Education a top most priority


The delivery of education services in Pakistan is severely impacted by economic, political and security challenges that the country has been facing for some years.
The 18th Amendment to the Constitution of Pakistan, approved in 2010, devolved responsibility for education delivery and spending to provincial governments. The federal ministry retains some limited mandates, mainly in curriculum development, accreditation and the financing of research and development.

Balochistan faces many challenges in the education sector including a large number of out-of-school children, high dropout rates, wide gender disparities in education indicators and poor quality of teaching and learning in the classroom.
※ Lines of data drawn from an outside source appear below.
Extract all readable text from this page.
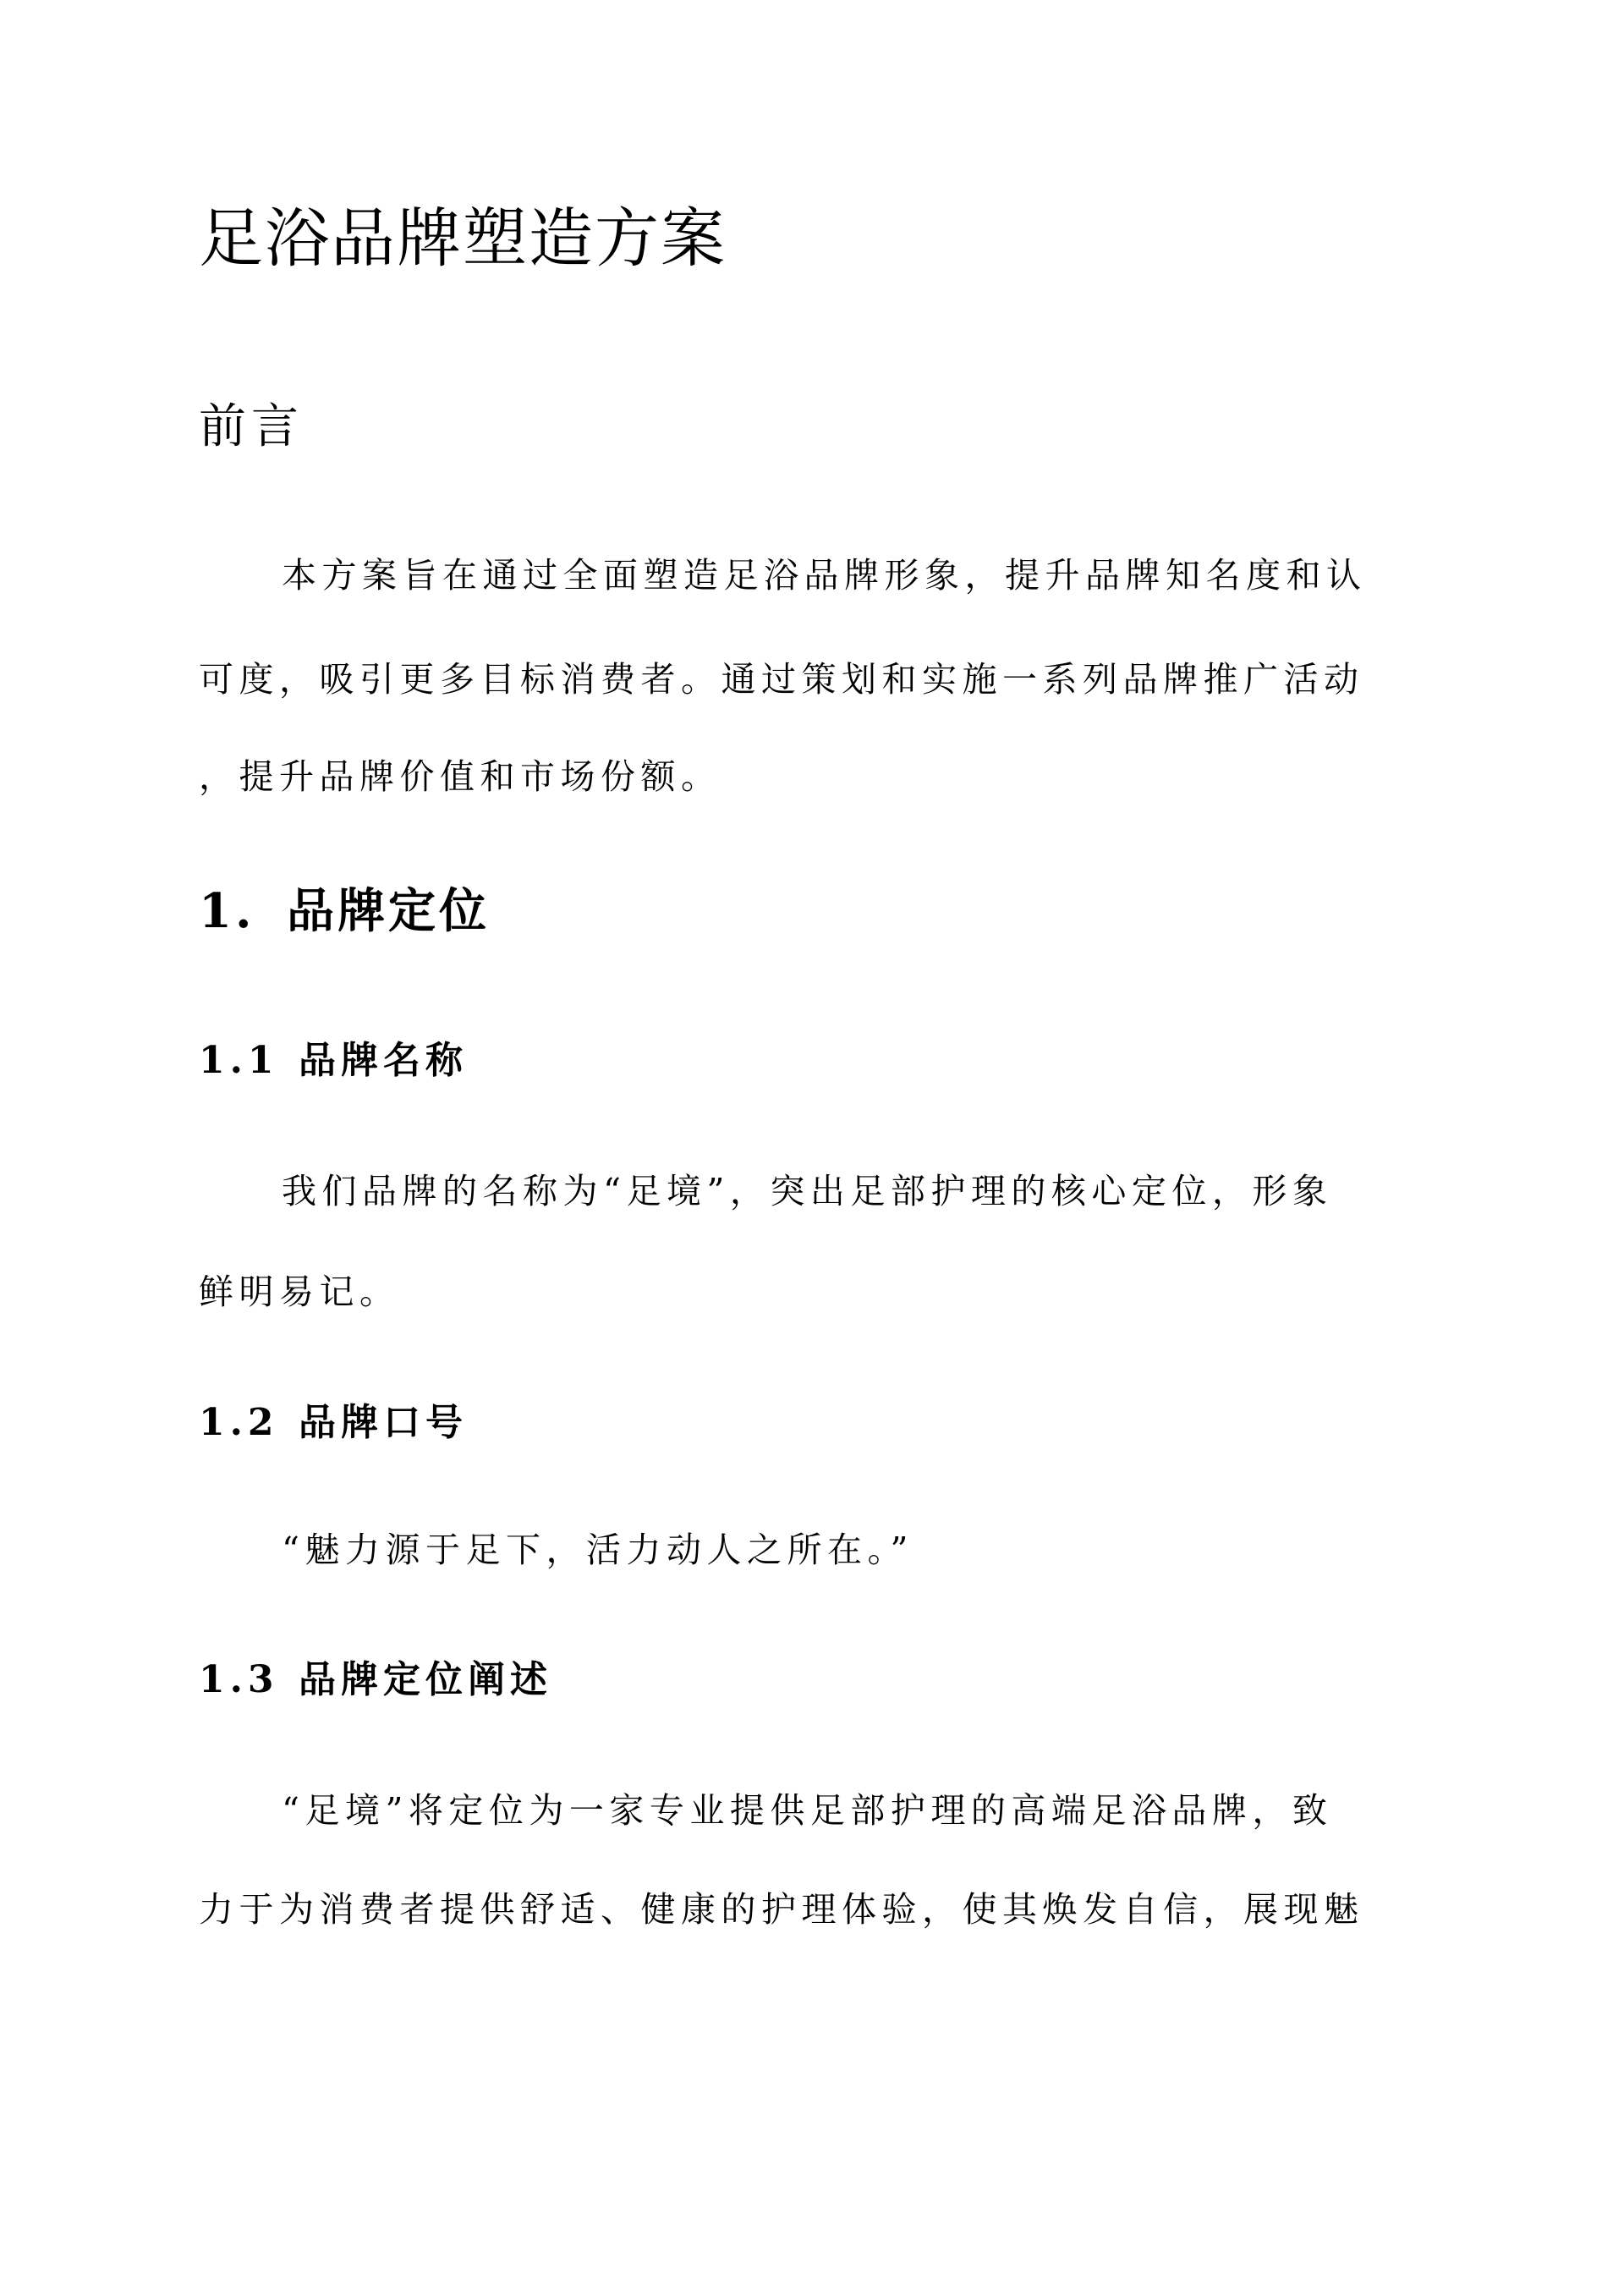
足浴品牌塑造方案
前言
本方案旨在通过全面塑造足浴品牌形象，提升品牌知名度和认
可度，吸引更多目标消费者。通过策划和实施一系列品牌推广活动
，提升品牌价值和市场份额。
1. 品牌定位
1.1 品牌名称
我们品牌的名称为“足境”，突出足部护理的核心定位，形象
鲜明易记。
1.2 品牌口号
“魅力源于足下，活力动人之所在。”
1.3 品牌定位阐述
“足境”将定位为一家专业提供足部护理的高端足浴品牌，致
力于为消费者提供舒适、健康的护理体验，使其焕发自信，展现魅
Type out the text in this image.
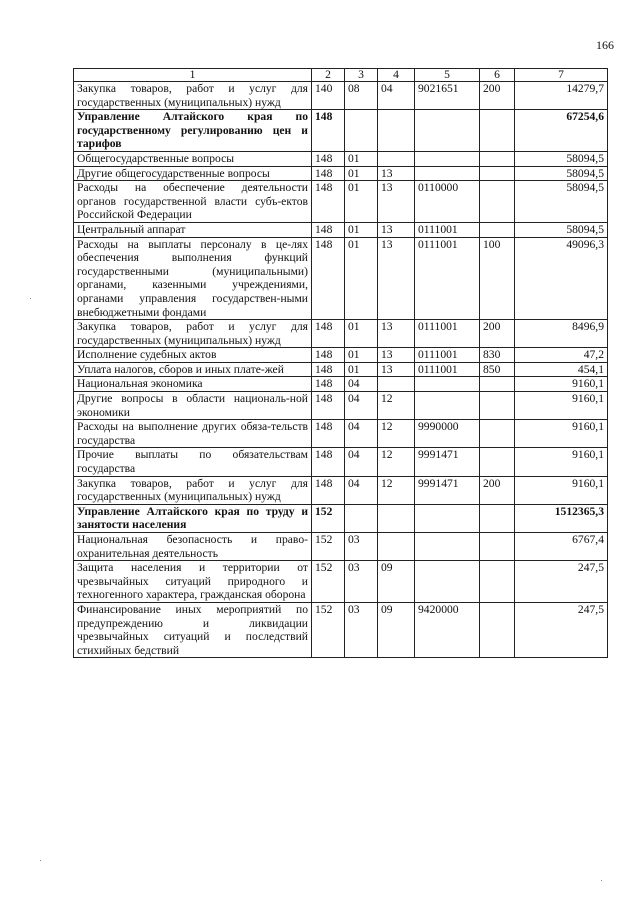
166
1	2	3	4	5	6	7
Закупка товаров, работ и услуг для государственных (муниципальных) нужд	140	08	04	9021651	200	14279,7
Управление Алтайского края по государственному регулированию цен и тарифов	148					67254,6
Общегосударственные вопросы	148	01				58094,5
Другие общегосударственные вопросы	148	01	13			58094,5
Расходы на обеспечение деятельности органов государственной власти субъ-ектов Российской Федерации	148	01	13	0110000		58094,5
Центральный аппарат	148	01	13	0111001		58094,5
Расходы на выплаты персоналу в це-лях обеспечения выполнения функций государственными (муниципальными) органами, казенными учреждениями, органами управления государствен-ными внебюджетными фондами	148	01	13	0111001	100	49096,3
Закупка товаров, работ и услуг для государственных (муниципальных) нужд	148	01	13	0111001	200	8496,9
Исполнение судебных актов	148	01	13	0111001	830	47,2
Уплата налогов, сборов и иных плате-жей	148	01	13	0111001	850	454,1
Национальная экономика	148	04				9160,1
Другие вопросы в области националь-ной экономики	148	04	12			9160,1
Расходы на выполнение других обяза-тельств государства	148	04	12	9990000		9160,1
Прочие выплаты по обязательствам государства	148	04	12	9991471		9160,1
Закупка товаров, работ и услуг для государственных (муниципальных) нужд	148	04	12	9991471	200	9160,1
Управление Алтайского края по труду и занятости населения	152					1512365,3
Национальная безопасность и право-охранительная деятельность	152	03				6767,4
Защита населения и территории от чрезвычайных ситуаций природного и техногенного характера, гражданская оборона	152	03	09			247,5
Финансирование иных мероприятий по предупреждению и ликвидации чрезвычайных ситуаций и последствий стихийных бедствий	152	03	09	9420000		247,5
In 2015/2016, Balochistan allocated 20% of its total budget to education

  1. Improving access and equity for all girls and boys to school by:
    • Building and upgrading schools in communities where there is little or no access to school.
    • Improving transition rates between levels (early childhood education to primary, primary to middle, middle to high).
    • Reducing dropout by improving learning outcomes.
    • Expanding alternate forms of delivery including private sector management, community school development, among others.
  2. Improving the quality of education by:
    • Developing the capacity of education managers and professionals including teachers, examiners, curriculum and textbook developers.
    • Developing learning standards and benchmarks.
    • Improving assessment capacity.
    • Preparing a new school language policy conducive to learning.
Governance and management improvements are central to the BESP, which focuses on improving managerial capacity for management and supervision, and improving information collection mechanisms and their use.